Is the inconsistency a bug? Is there a way to get go fmt to leave some lines (like the return line) alone?
func cubicInterpolate(x, y0, y1, y2, y3 float64) float64 {
// 4-point, 3rd-order Hermite (x-form)
// c0 := y1
// c1 := 0.5 * (y2 - y0)
// c2 := y0 - 2.5 * y1 + 2. * y2 - 0.5 * y3
// c3 := 1.5 * (y1 - y2) + 0.5 * (y3 - y0)
//
// return ((c3 * x + c2) * x + c1) * x + c0
c0 := y1
c1 := 0.5 * (y2 - y0)
c2 := y0 - 2.5*y1 + 2.*y2 - 0.5*y3
c3 := 1.5*(y1-y2) + 0.5*(y3-y0)
return ((c3*x+c2)*x+c1)*x + c0
}
This is documented in the go source code; the aim is to make operator precedence clear. For example in your example y0 - 2.5*y1 + 2.*y2 - 0.5*y3
the multiplications will be performed before the subtractions and the format chosen makes this clear at a glance.

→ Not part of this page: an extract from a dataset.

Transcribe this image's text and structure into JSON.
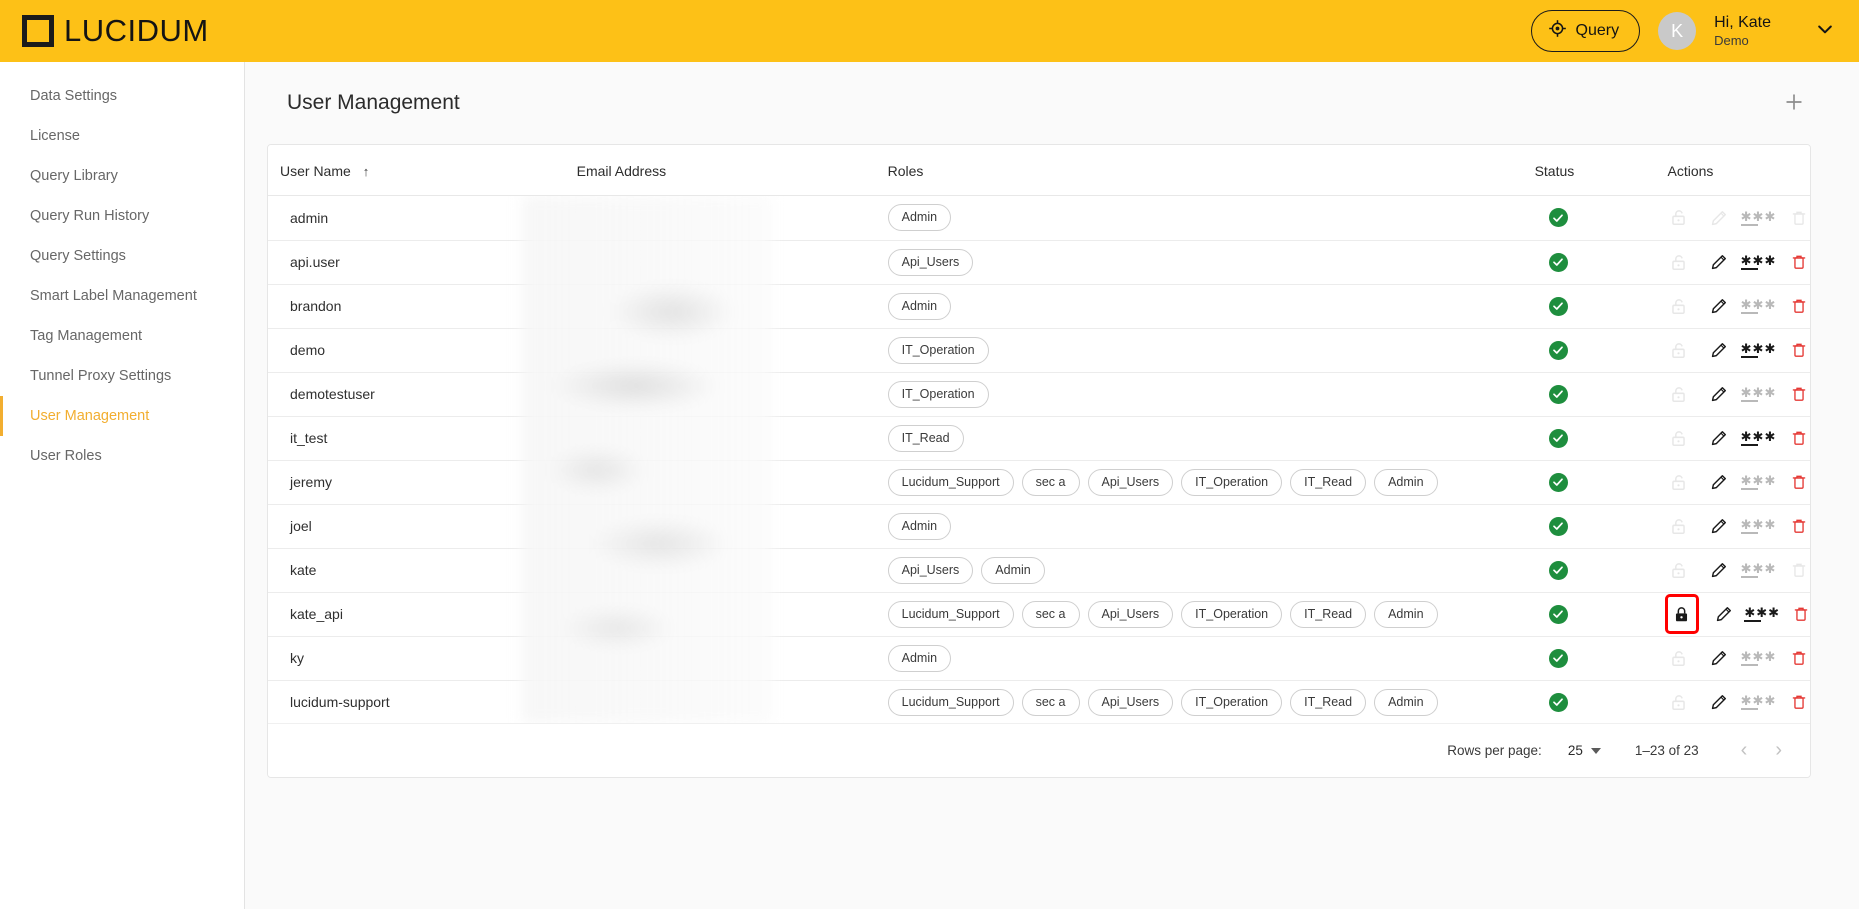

In answer to your question; this is not a bug; indeed quite a bit of effort was put into the formatting. You cannot exclude a line from formatting; this is by design, as mentioned in the FAQ, the aim is to enforce layont rules:
gofmt is a pretty-printer whose purpose is to enforce layout rules; it replaces the usual compendium of do's and don'ts that allows interpretation.
Below is a formatted extract from go/printer/nodes.go that details the formatting rules:
Format the binary expression: decide the cutoff and then format. Let's call depth == 1 Normal mode, and depth > 1 Compact mode. (Algorithm suggestion by Russ Cox.)
The precedences are:
5 * / % << >> & &^ 4 + - | ^ 3 == != < <= > >= 2 && 1 ||
The only decision is whether there will be spaces around levels 4 and 5. There are never spaces at level 6 (unary), and always spaces at levels 3 and below.
To choose the cutoff, look at the whole expression but excluding primary expressions (function calls, parenthesized exprs), and apply these rules:
- If there is a binary operator with a right side unary operand that would clash without a space, the cutoff must be (in order):
/* 6 && 6 &^ 6 ++ 5 -- 5
(Comparison operators always have spaces around them.)
If there is a mix of level 5 and level 4 operators, then the cutoff is 5 (use spaces to distinguish precedence) in Normal mode and 4 (never use spaces) in Compact mode.
If there are no level 4 operators or no level 5 operators, then the cutoff is 6 (always use spaces) in Normal mode and 4 (never use spaces) in Compact mode.